NFTs: when issues arise
The speed with which NFT technology has been adopted and the uncertainty surrounding ownership and property rights of NFTs has given rise to various types of disputes.
IP disputes
One of the main areas of NFT-related litigation involves IP disputes. Artists, creators and copyright holders have encountered situations where their work has been turned into NFTs – 'tokenised' – without consent. This has led to allegations of copyright infringement.
While NFTs are unlikely to enjoy copyright protection because they merely represent certain works on blockchain technology, the underlying artwork or content that they depict might be subject to existing copyright frameworks. Several high-profile lawsuits have emerged, pitting artists and copyright holders against both issuers and owners of NFTs.
Title and ownership disputes
Another major issue surrounding NFTs revolves around ownership and title disputes. Due to the anonymised nature of the blockchain, it’s crucial to establish a clear chain of ownership for NFTs and disputes can arise when different owners claim rights to the same work or challenge the authenticity and originality of the tokenised asset. These conflicts may require parties to present evidence such as transaction records and timestamps to establish rightful ownership.
Fraud and misrepresentation claims
Various fraud and misrepresentation cases within the NFT industry have highlighted the need for proper due diligence and transparency in transactions.

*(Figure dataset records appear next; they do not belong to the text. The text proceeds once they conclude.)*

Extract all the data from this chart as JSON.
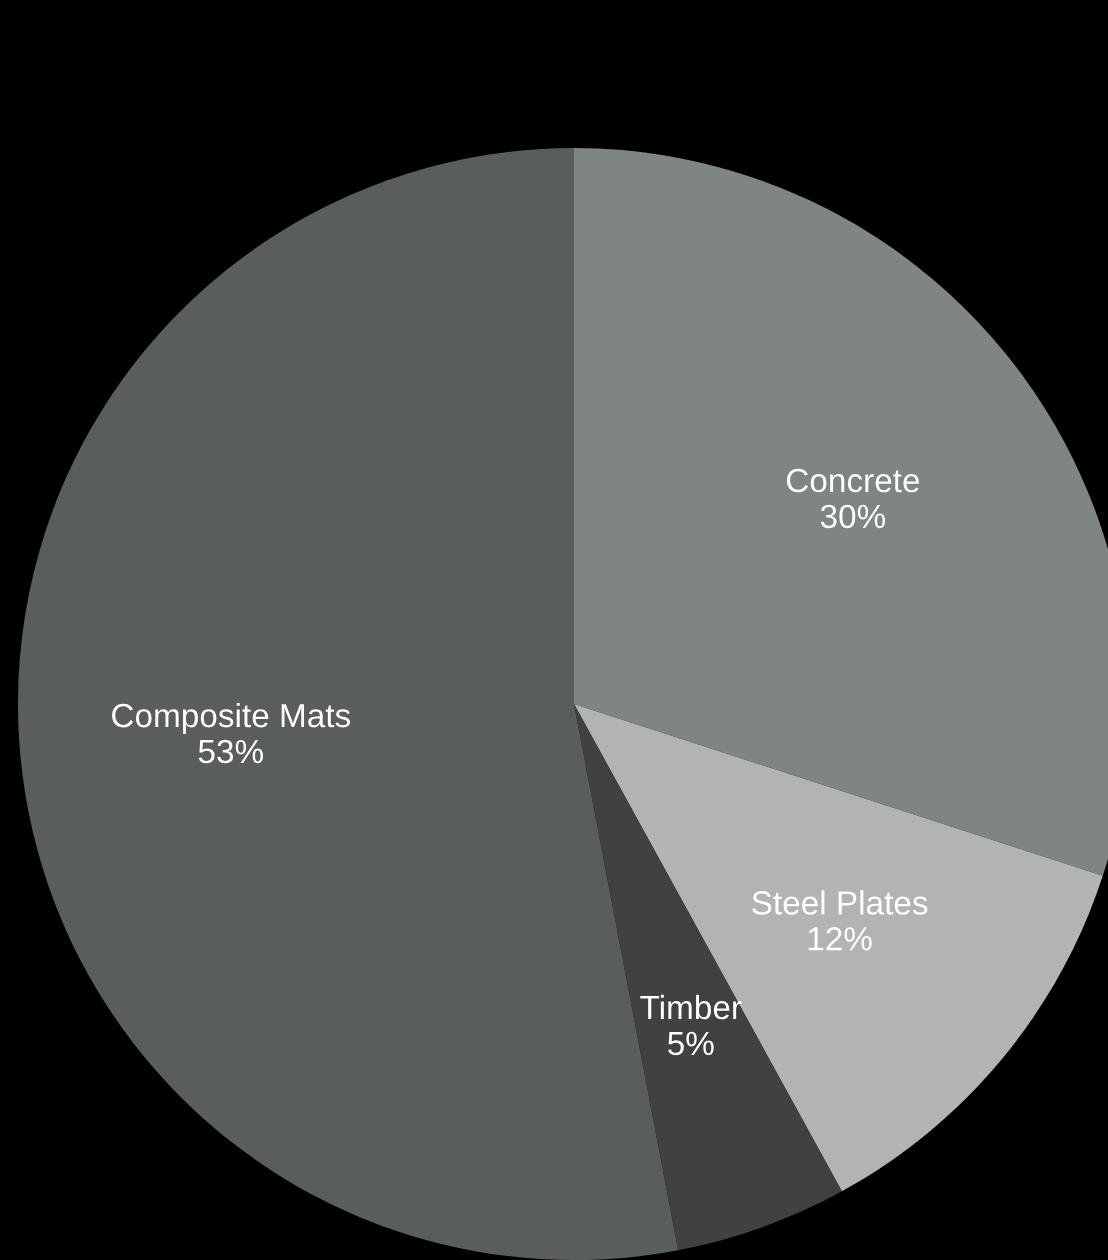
{
  "chart_data": {
    "type": "pie",
    "categories": [
      "Concrete",
      "Steel Plates",
      "Timber",
      "Composite Mats"
    ],
    "values": [
      30,
      12,
      5,
      53
    ],
    "colors": [
      "#7f8580",
      "#b3b3b3",
      "#3f4240",
      "#5a5e5b"
    ],
    "value_labels": [
      "30%",
      "12%",
      "5%",
      "53%"
    ]
  }
}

In 2022, hackers famously got their hands on Family Guy actor Seth Green’s NFTs by using corrupted smart contracts, which, under the guise of a legitimate transaction, seized control of his wallet. He ended up paying almost USD300,000 to recover his stolen tokens.
In some cases, sellers or NFT sale platforms may be accused of misrepresenting assets, providing incomplete or misleading information, or failing to disclose material details about the NFT. Interestingly, the immutable nature of blockchain records has the potential to help victims of fraud as it provides a permanent record of transactions and ownership in a way that isn’t always possible for traditional artwork.
Licensing and royalty disputes
Smart contracts allow for the inclusion of royalties and licensing terms that generate revenue on each onward sale of the NFT. Enforcing these terms can be challenging and can lead to claims from artists that they haven’t received their rightful share of proceeds from secondary sales or that licensing agreements have been breached.
Platform liability and regulation
The liability of NFT platforms for the actions of users has also been subject to scrutiny. Questions arise regarding the duty of platforms to mitigate fraudulent or infringing transactions and whether they have the responsibility to implement measures to protect users. Platforms that fail to moderate content effectively or provide insufficient security measures may find themselves facing legal action, requiring courts to assess the legal responsibilities and obligations placed upon them.
Asset performance
Following the decline from 2021 to 2022, sales of art-related NFTs decreased by a further 51% in 2023 to USD1.2 billion.
Source: The Art Basel and UBS Global Art Market Report 2024 by Arts Economics
Key points to remember
Thoroughly investigate the ownership of the NFT
Understand who owns the IP in the NFT, and whether this would be acquired on a purchase. Take care if the NFT itself reproduces a third party's work.
Carefully review the terms of the smart contract, and the NFT’s metadata
In particular, check whether any royalty mechanisms are included in the smart contract, payable to the creator.
Consider the tax position on the sale of the NFT
Inform yourself of where the NFT would be located for tax purposes.
Consider using a natural language contract to supplement the terms of the applicable smart contract.